El día del entierro de mi marido, el cielo estaba gris, pero no más que el peso que llevaba en el pecho. Tras horas de saludos incómodos, pésames mecánicos y abrazos que no sentía, mi hijo Mateo insistió en llevarme a casa. O al menos eso pensé. Apenas pronunció palabra durante el trayecto, con las manos tensas alrededor del volante. Yo, perdida en mis recuerdos, casi no noté cuando dejó de seguir el camino habitual hacia mi barrio.
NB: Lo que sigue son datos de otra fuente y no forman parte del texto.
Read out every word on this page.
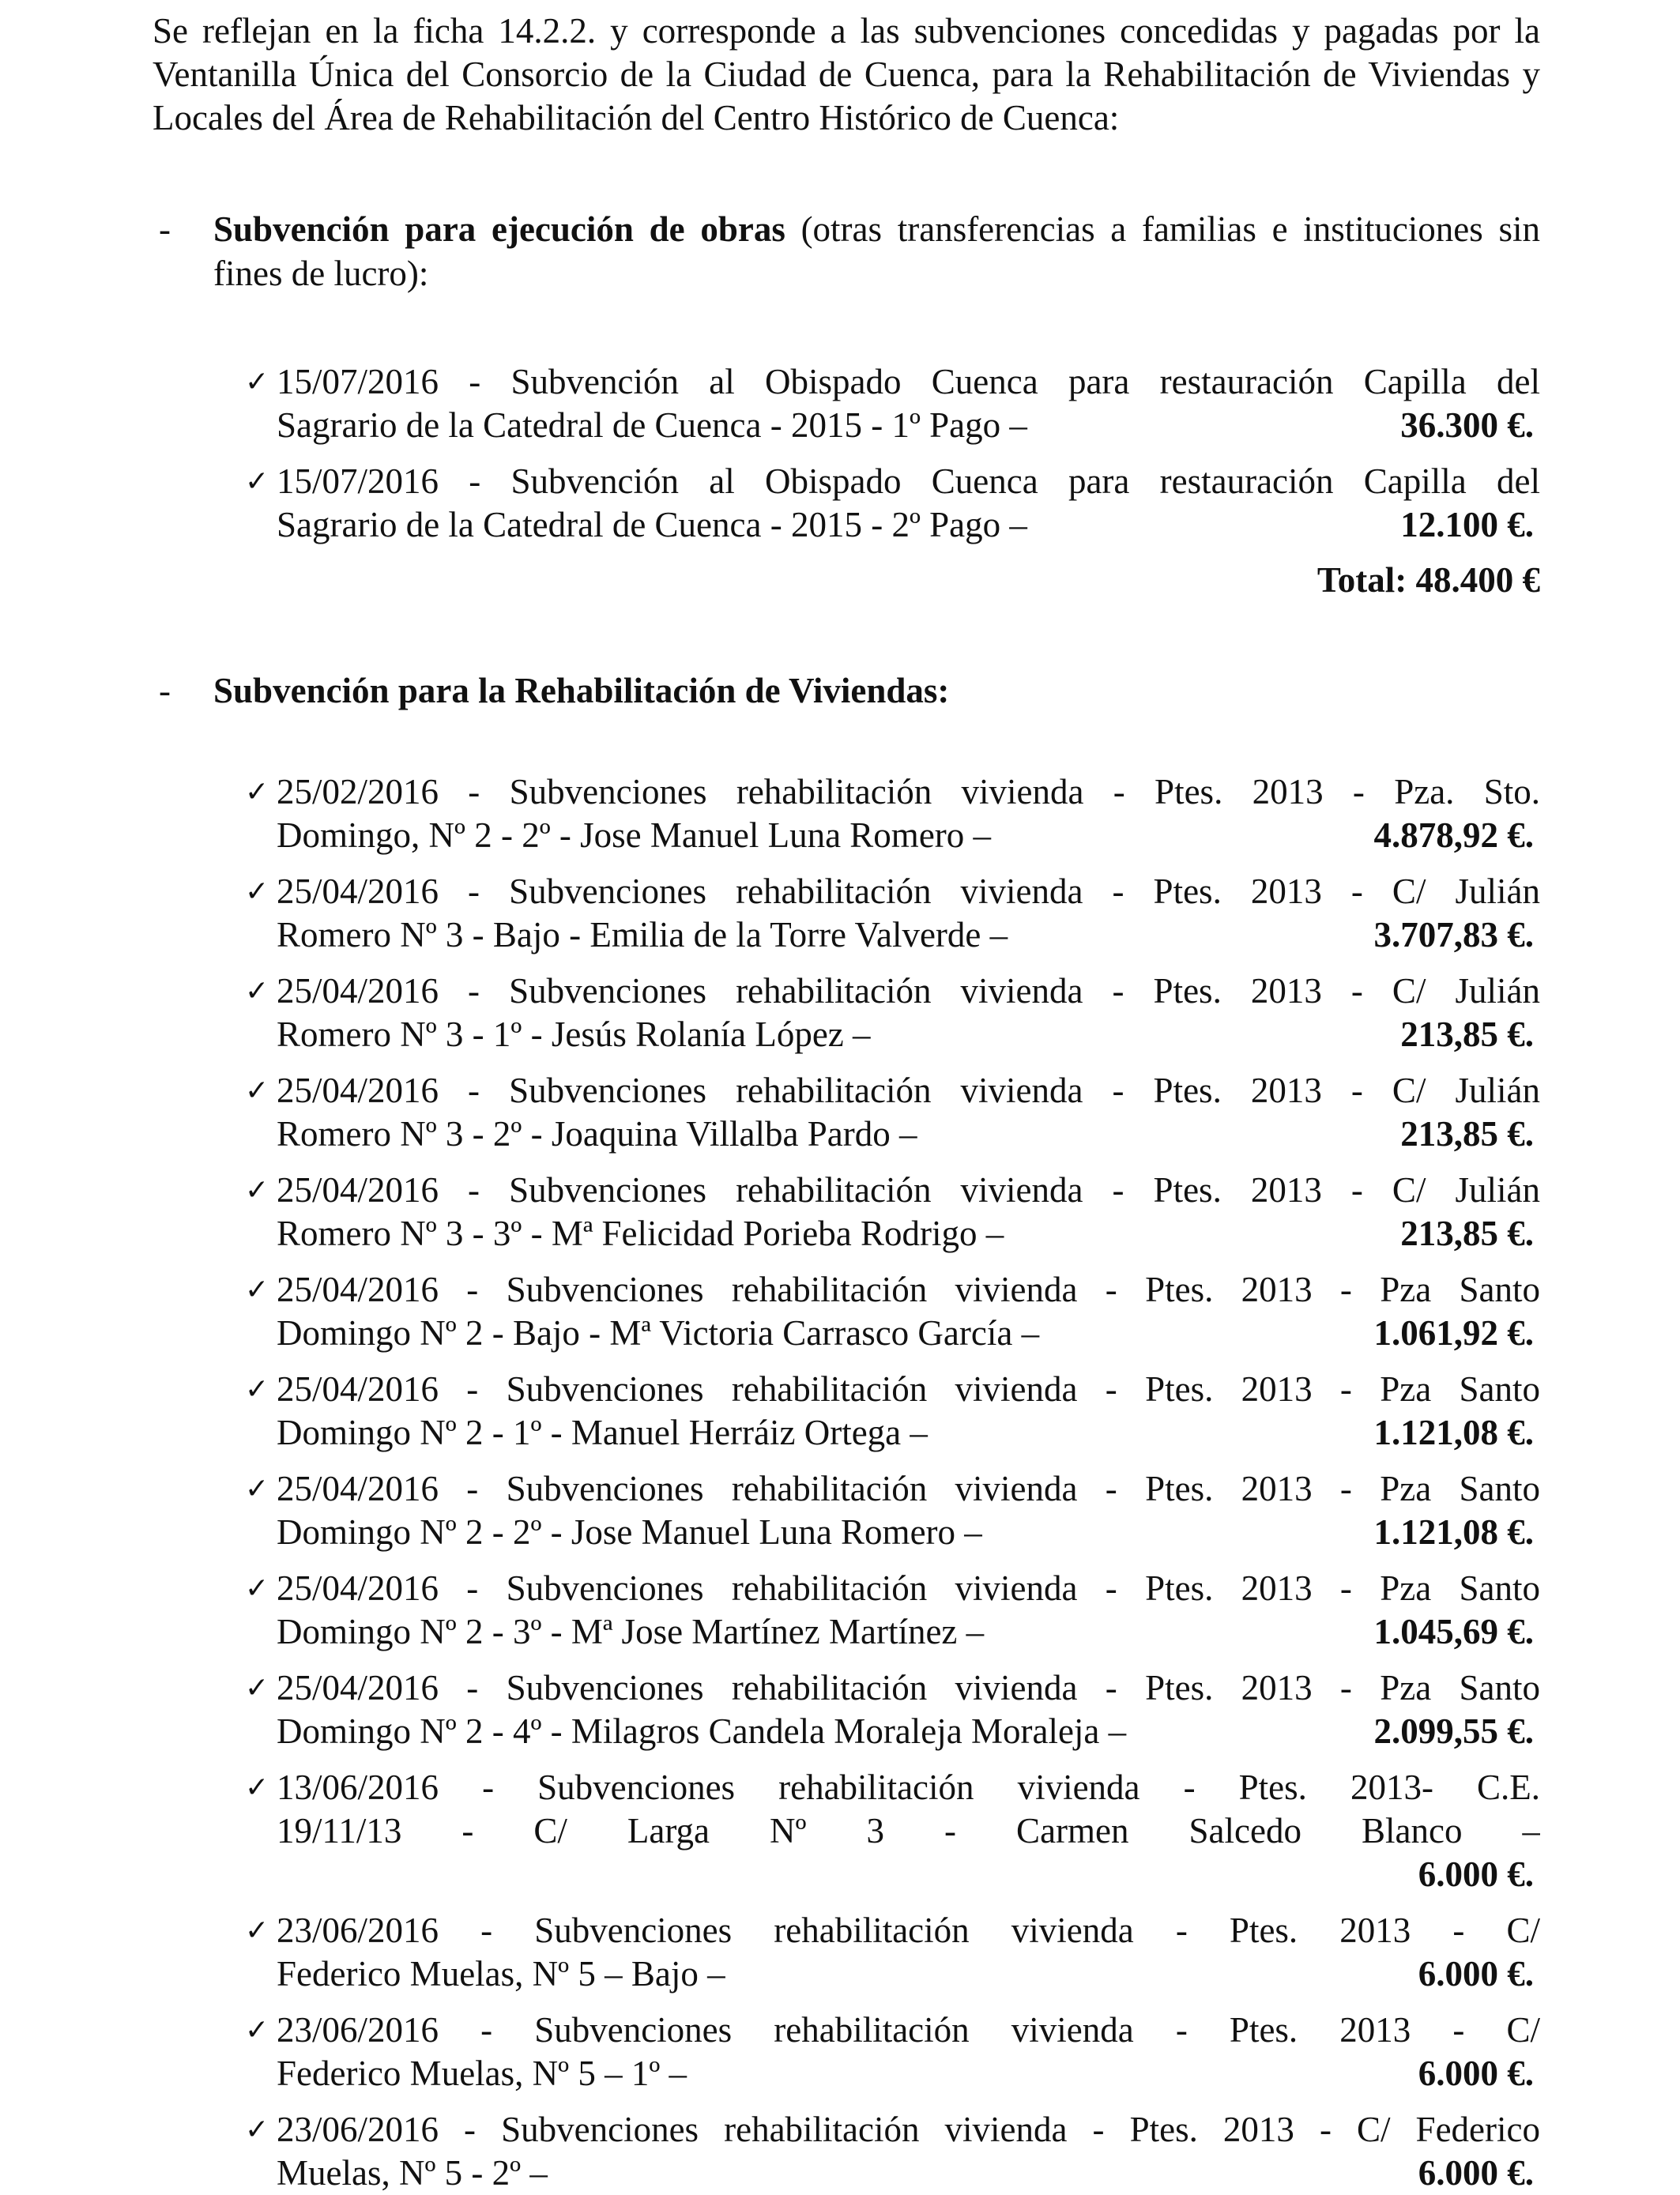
Se reflejan en la ficha 14.2.2. y corresponde a las subvenciones concedidas y pagadas por la Ventanilla Única del Consorcio de la Ciudad de Cuenca, para la Rehabilitación de Viviendas y Locales del Área de Rehabilitación del Centro Histórico de Cuenca:

- Subvención para ejecución de obras (otras transferencias a familias e instituciones sin fines de lucro):
✓ 15/07/2016 - Subvención al Obispado Cuenca para restauración Capilla del
Sagrario de la Catedral de Cuenca - 2015 - 1º Pago –	36.300 €.
✓ 15/07/2016 - Subvención al Obispado Cuenca para restauración Capilla del
Sagrario de la Catedral de Cuenca - 2015 - 2º Pago –	12.100 €.
Total: 48.400 €
- Subvención para la Rehabilitación de Viviendas:
✓ 25/02/2016 - Subvenciones rehabilitación vivienda - Ptes. 2013 - Pza. Sto.
Domingo, Nº 2 - 2º - Jose Manuel Luna Romero –	4.878,92 €.
✓ 25/04/2016 - Subvenciones rehabilitación vivienda - Ptes. 2013 - C/ Julián
Romero Nº 3 - Bajo - Emilia de la Torre Valverde –	3.707,83 €.
✓ 25/04/2016 - Subvenciones rehabilitación vivienda - Ptes. 2013 - C/ Julián
Romero Nº 3 - 1º - Jesús Rolanía López –	213,85 €.
✓ 25/04/2016 - Subvenciones rehabilitación vivienda - Ptes. 2013 - C/ Julián
Romero Nº 3 - 2º - Joaquina Villalba Pardo –	213,85 €.
✓ 25/04/2016 - Subvenciones rehabilitación vivienda - Ptes. 2013 - C/ Julián
Romero Nº 3 - 3º - Mª Felicidad Porieba Rodrigo –	213,85 €.
✓ 25/04/2016 - Subvenciones rehabilitación vivienda - Ptes. 2013 - Pza Santo
Domingo Nº 2 - Bajo - Mª Victoria Carrasco García –	1.061,92 €.
✓ 25/04/2016 - Subvenciones rehabilitación vivienda - Ptes. 2013 - Pza Santo
Domingo Nº 2 - 1º - Manuel Herráiz Ortega –	1.121,08 €.
✓ 25/04/2016 - Subvenciones rehabilitación vivienda - Ptes. 2013 - Pza Santo
Domingo Nº 2 - 2º - Jose Manuel Luna Romero –	1.121,08 €.
✓ 25/04/2016 - Subvenciones rehabilitación vivienda - Ptes. 2013 - Pza Santo
Domingo Nº 2 - 3º - Mª Jose Martínez Martínez –	1.045,69 €.
✓ 25/04/2016 - Subvenciones rehabilitación vivienda - Ptes. 2013 - Pza Santo
Domingo Nº 2 - 4º - Milagros Candela Moraleja Moraleja –	2.099,55 €.
✓ 13/06/2016 - Subvenciones rehabilitación vivienda - Ptes. 2013- C.E.
19/11/13 - C/ Larga Nº 3 - Carmen Salcedo Blanco –
6.000 €.
✓ 23/06/2016 - Subvenciones rehabilitación vivienda - Ptes. 2013 - C/
Federico Muelas, Nº 5 – Bajo –	6.000 €.
✓ 23/06/2016 - Subvenciones rehabilitación vivienda - Ptes. 2013 - C/
Federico Muelas, Nº 5 – 1º –	6.000 €.
✓ 23/06/2016 - Subvenciones rehabilitación vivienda - Ptes. 2013 - C/ Federico
Muelas, Nº 5 - 2º –	6.000 €.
El coche se detuvo en un camino de tierra, a las afueras del pueblo. Era un sitio vacío, salvo por un viejo almacén abandonado y algunos árboles torcidos por el viento. Mateo inhaló profundamente antes de hablar.
—Este es el lugar donde tienes que bajarte, mamá.
Tardé en procesar lo que decía.
—¿Qué… qué quieres decir? —pregunté, sintiendo cómo el aire se volvía denso.
No me miró.
—Ya no podemos hacerme cargo de ti. Ana, mi nuera, y él habían “estado hablando”. Tenían a los niños, deudas, trabajos inestables. “No podemos mantenerte, no ahora. Es demasiado”, murmuró como si estuviera justificándose ante sí mismo.
Lo observé, intentando reconocer al niño que había criado, al muchacho que me buscaba cuando tenía miedo a la oscuridad, al adolescente que me pedía consejo antes de cada decisión. Pero solo vi un hombre agotado que quería quitarse un peso de encima.